Reputation: 1647
I have below scenario:
I have 2 dataframes containing only 1 column Lets say
DF1=(1,2,3,4,5)
DF2=(3,6,7,8,9,10)
Basically those values are keys and I am creating a parquet file of DF1 if the keys in DF1 are not in DF2 (In current example it should return false). My current way of achieving my requirement is:
val df1count= DF1.count
val df2count=DF2.count
val diffDF=DF2.except(DF1)
val diffCount=diffDF.count
if(diffCount==(df2count-df1count)) true
else false
The problem with this approach is I am calling action elements 4 times which is for sure not the best way.
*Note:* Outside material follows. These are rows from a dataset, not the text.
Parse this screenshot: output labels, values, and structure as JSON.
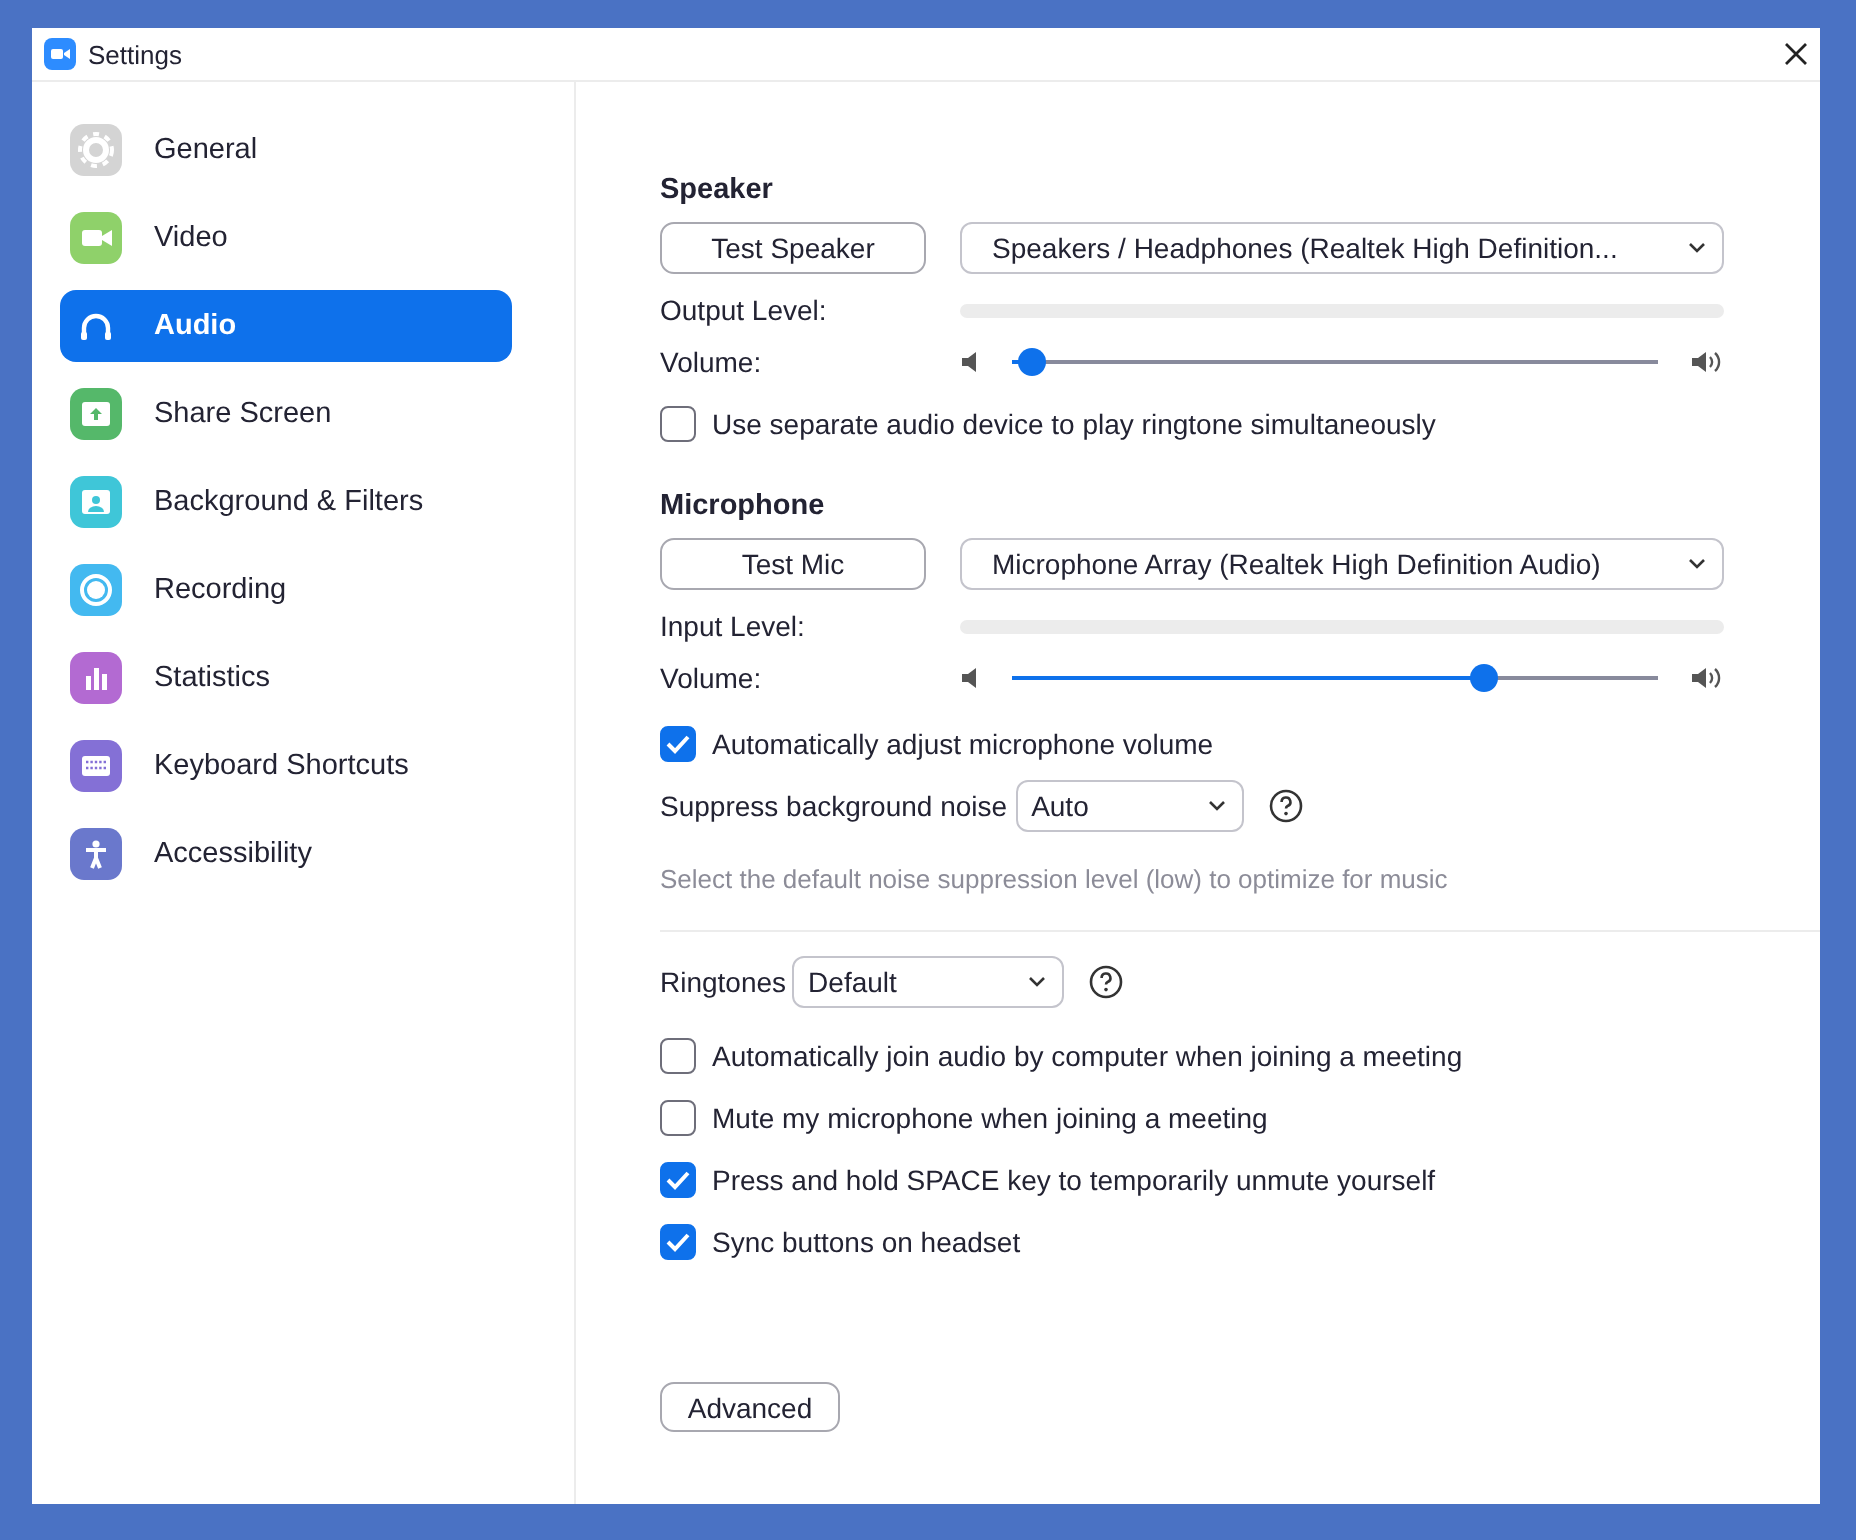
{
  "window": {
    "title": "Settings"
  },
  "sidebar": {
    "items": [
      {
        "label": "General",
        "kind": "general",
        "selected": false
      },
      {
        "label": "Video",
        "kind": "video",
        "selected": false
      },
      {
        "label": "Audio",
        "kind": "audio",
        "selected": true
      },
      {
        "label": "Share Screen",
        "kind": "share",
        "selected": false
      },
      {
        "label": "Background & Filters",
        "kind": "background",
        "selected": false
      },
      {
        "label": "Recording",
        "kind": "recording",
        "selected": false
      },
      {
        "label": "Statistics",
        "kind": "statistics",
        "selected": false
      },
      {
        "label": "Keyboard Shortcuts",
        "kind": "keyboard",
        "selected": false
      },
      {
        "label": "Accessibility",
        "kind": "accessibility",
        "selected": false
      }
    ]
  },
  "speaker": {
    "heading": "Speaker",
    "test_button": "Test Speaker",
    "device": "Speakers / Headphones (Realtek High Definition...",
    "level_label": "Output Level:",
    "meter": {
      "level": 0
    },
    "volume_label": "Volume:",
    "volume": {
      "level": 0.03
    }
  },
  "separate_device": {
    "label": "Use separate audio device to play ringtone simultaneously",
    "checked": false
  },
  "microphone": {
    "heading": "Microphone",
    "test_button": "Test Mic",
    "device": "Microphone Array (Realtek High Definition Audio)",
    "level_label": "Input Level:",
    "meter": {
      "level": 0
    },
    "volume_label": "Volume:",
    "volume": {
      "level": 0.73
    }
  },
  "auto_adjust": {
    "label": "Automatically adjust microphone volume",
    "checked": true
  },
  "suppress_noise": {
    "label": "Suppress background noise",
    "value": "Auto"
  },
  "noise_hint": "Select the default noise suppression level (low) to optimize for music",
  "ringtones": {
    "label": "Ringtones",
    "value": "Default"
  },
  "options": [
    {
      "label": "Automatically join audio by computer when joining a meeting",
      "checked": false
    },
    {
      "label": "Mute my microphone when joining a meeting",
      "checked": false
    },
    {
      "label": "Press and hold SPACE key to temporarily unmute yourself",
      "checked": true
    },
    {
      "label": "Sync buttons on headset",
      "checked": true
    }
  ],
  "advanced_button": "Advanced"
}
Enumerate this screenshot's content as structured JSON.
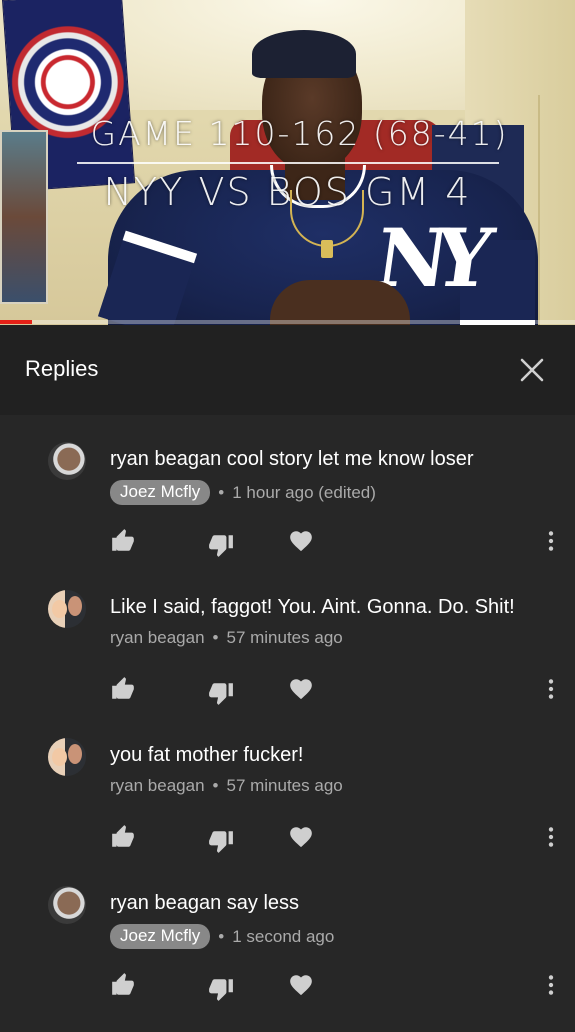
{
  "video": {
    "title_line1": "GAME 110-162 (68-41)",
    "title_line2": "NYY VS BOS GM 4",
    "jersey_logo": "NY",
    "progress_fraction": 0.055
  },
  "panel": {
    "title": "Replies",
    "close_icon": "close-icon"
  },
  "replies": [
    {
      "text": "ryan beagan cool story let me know loser",
      "author": "Joez Mcfly",
      "author_highlighted": true,
      "time": "1 hour ago (edited)"
    },
    {
      "text": "Like I said, faggot!  You. Aint. Gonna. Do. Shit!",
      "author": "ryan beagan",
      "author_highlighted": false,
      "time": "57 minutes ago"
    },
    {
      "text": "you fat mother fucker!",
      "author": "ryan beagan",
      "author_highlighted": false,
      "time": "57 minutes ago"
    },
    {
      "text": "ryan beagan say less",
      "author": "Joez Mcfly",
      "author_highlighted": true,
      "time": "1 second ago"
    }
  ],
  "icons": {
    "like": "thumbs-up-icon",
    "dislike": "thumbs-down-icon",
    "heart": "heart-icon",
    "more": "more-vert-icon"
  },
  "colors": {
    "panel_bg": "#272727",
    "header_bg": "#212121",
    "secondary_text": "#aaaaaa",
    "author_badge": "#888888",
    "progress_red": "#e62117"
  }
}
Can someone suggest me the best effective way of achieving this?
Upvotes: 1
Views: 12318
Reputation: 89
Try an intersection combined with a count this would assure the the contents are the same and the number of values in both are the same and asserts to a true
val intersectcount= DF1.intersect(DF2).count()
val check =(intersectcount == DF1.count()) && (intersectcount==DF2.count())
Upvotes: 0
Reputation: 1973
Here is the check if Dataset first ist equal to Dataset second:
if(first.except(second).union(second.except(first)).count() == 0)
first == second
else
first != second
Upvotes: 2
Reputation: 37832
You can use intersect
to get the values common to both DataFrames, and then check if it's empty:
DF1.intersect(DF2).take(1).isEmpty
That will use only one action (take(1)
) and a fairly quick one.
Upvotes: 9